After a bit of cleaning works and putting the covers back on the instrument, it looks like brand new and it even has front panel RF output 😎
My next project on this machine will be to do the performance tests and do some calibration. But so far, the power flatness seems to be quite good and frequency stability is also really fine. My 5316A counter told me that there was a frequency deviation of about 2..3 Hz which I calibrated away by adjusting the ovenized crystal oscillator.
Update: I wrote a small Python program to test the power flatness of the instrument. For this purpose, I used a 436A power meter with a 8481A power sensor. This power sensor works officially only up to 18 GHz, but we can give it a try though 🙂
The Python program uses a Prologix GPIB/USB adaptor. It programs the 8341A to several CW frequencies, then triggers the power meter and waits until the power meter has settled and the meter reading is available. Then the next frequency is programmed. Frequencies and measured power are written to a protocol file.
The Python program uses the command ‘CW’ to set the 8341A to the desired frequency; the syntax is: ‘CW1000000000HZ’ to set 1 GHz CW frequency. The power can be set with ‘PL-10DB’, which sets for -10 dBm output power.
The 436A power meter is queried with the ‘9D+T’ command. This rather strange command does the following: 9 means auto range; D means dBm output format; T means auto trigger. The meter then sends the measurement data as soon as the sensor is settled to approx. 1%.
The power meter responds with a string of the format ‘PKD-0010E-02’. P means: the measurement is valid; K is the auto range sensitivity; D is the unit (dBm) and the number is the actual meter reading.
To test both, the ALC as well as the attenuator, I used several settings for the power level: 0 dBm, -5 dBm, -10 dBm and -20 dBm. The power sensor is directly connected to the signal generator’s output:
The measured output power is shown in the following chart.
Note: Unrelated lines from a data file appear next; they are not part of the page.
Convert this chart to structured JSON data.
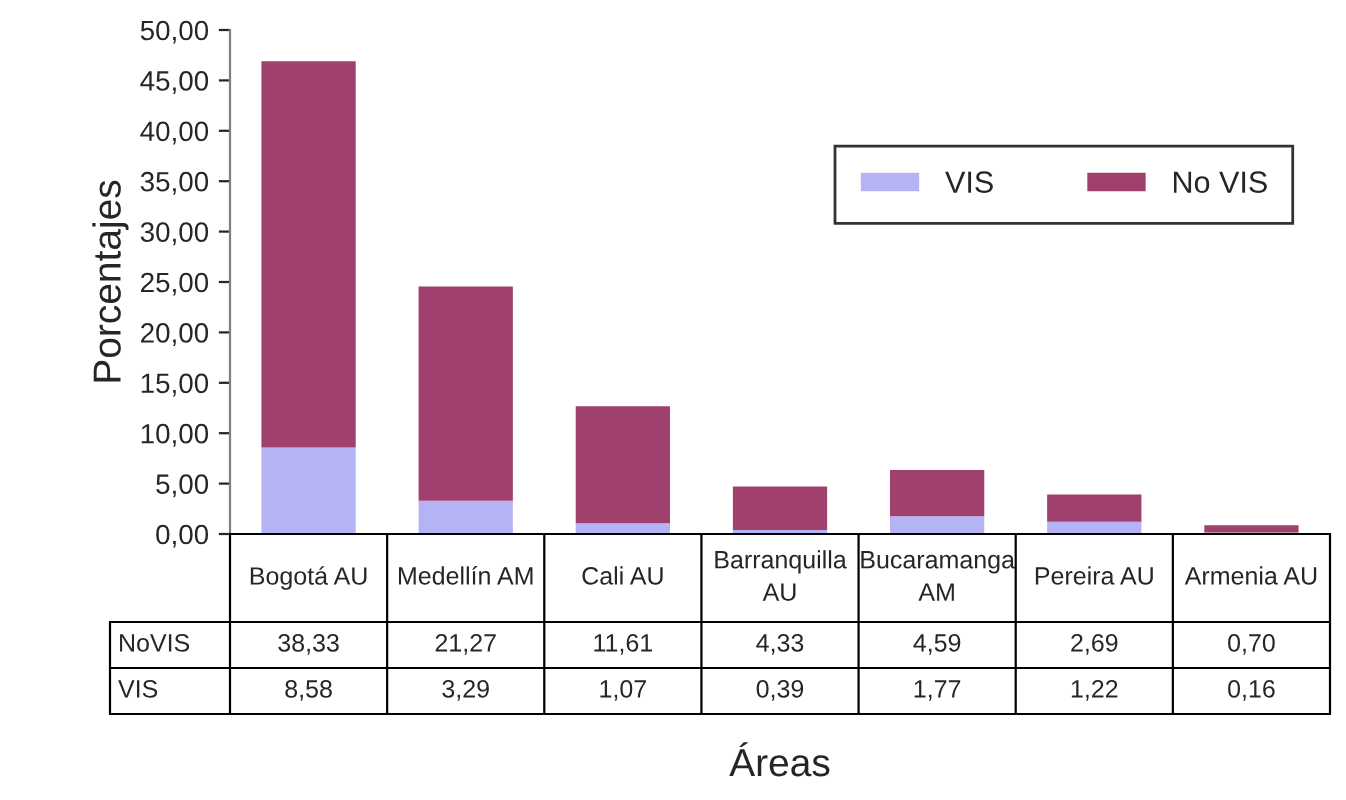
{
  "chart_data": {
    "type": "bar",
    "stacked": true,
    "xlabel": "Áreas",
    "ylabel": "Porcentajes",
    "categories": [
      "Bogotá AU",
      "Medellín AM",
      "Cali AU",
      "Barranquilla AU",
      "Bucaramanga AM",
      "Pereira AU",
      "Armenia AU"
    ],
    "series": [
      {
        "name": "VIS",
        "color": "#b4b4f4",
        "values": [
          8.58,
          3.29,
          1.07,
          0.39,
          1.77,
          1.22,
          0.16
        ],
        "value_labels": [
          "8,58",
          "3,29",
          "1,07",
          "0,39",
          "1,77",
          "1,22",
          "0,16"
        ]
      },
      {
        "name": "No VIS",
        "color": "#a0406e",
        "values": [
          38.33,
          21.27,
          11.61,
          4.33,
          4.59,
          2.69,
          0.7
        ],
        "value_labels": [
          "38,33",
          "21,27",
          "11,61",
          "4,33",
          "4,59",
          "2,69",
          "0,70"
        ]
      }
    ],
    "ylim": [
      0,
      50
    ],
    "yticks": [
      {
        "value": 0,
        "label": "0,00"
      },
      {
        "value": 5,
        "label": "5,00"
      },
      {
        "value": 10,
        "label": "10,00"
      },
      {
        "value": 15,
        "label": "15,00"
      },
      {
        "value": 20,
        "label": "20,00"
      },
      {
        "value": 25,
        "label": "25,00"
      },
      {
        "value": 30,
        "label": "30,00"
      },
      {
        "value": 35,
        "label": "35,00"
      },
      {
        "value": 40,
        "label": "40,00"
      },
      {
        "value": 45,
        "label": "45,00"
      },
      {
        "value": 50,
        "label": "50,00"
      }
    ],
    "annotations": [
      "NoVIS",
      "VIS"
    ],
    "legend": "top right",
    "grid": false
  }
}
The chart shows the actually measured output power vs. frequency, with the requested output power (ALC setpoint) as parameter.
As one can see, there is some ripple in the output power…. The significant dips for the -20 dBm output power are due to insufficient power meter settling time; when I measured the output power at these frequencies manually, the dip was not there.
This is the 0 dBm output power:
-5 dBm output power:
-10 dBm output power:
-20 dBm output power:
These measurements are all done with a cal factor of 100%, which is of course not quite correct, I will implement an auto-correction routine in my program later.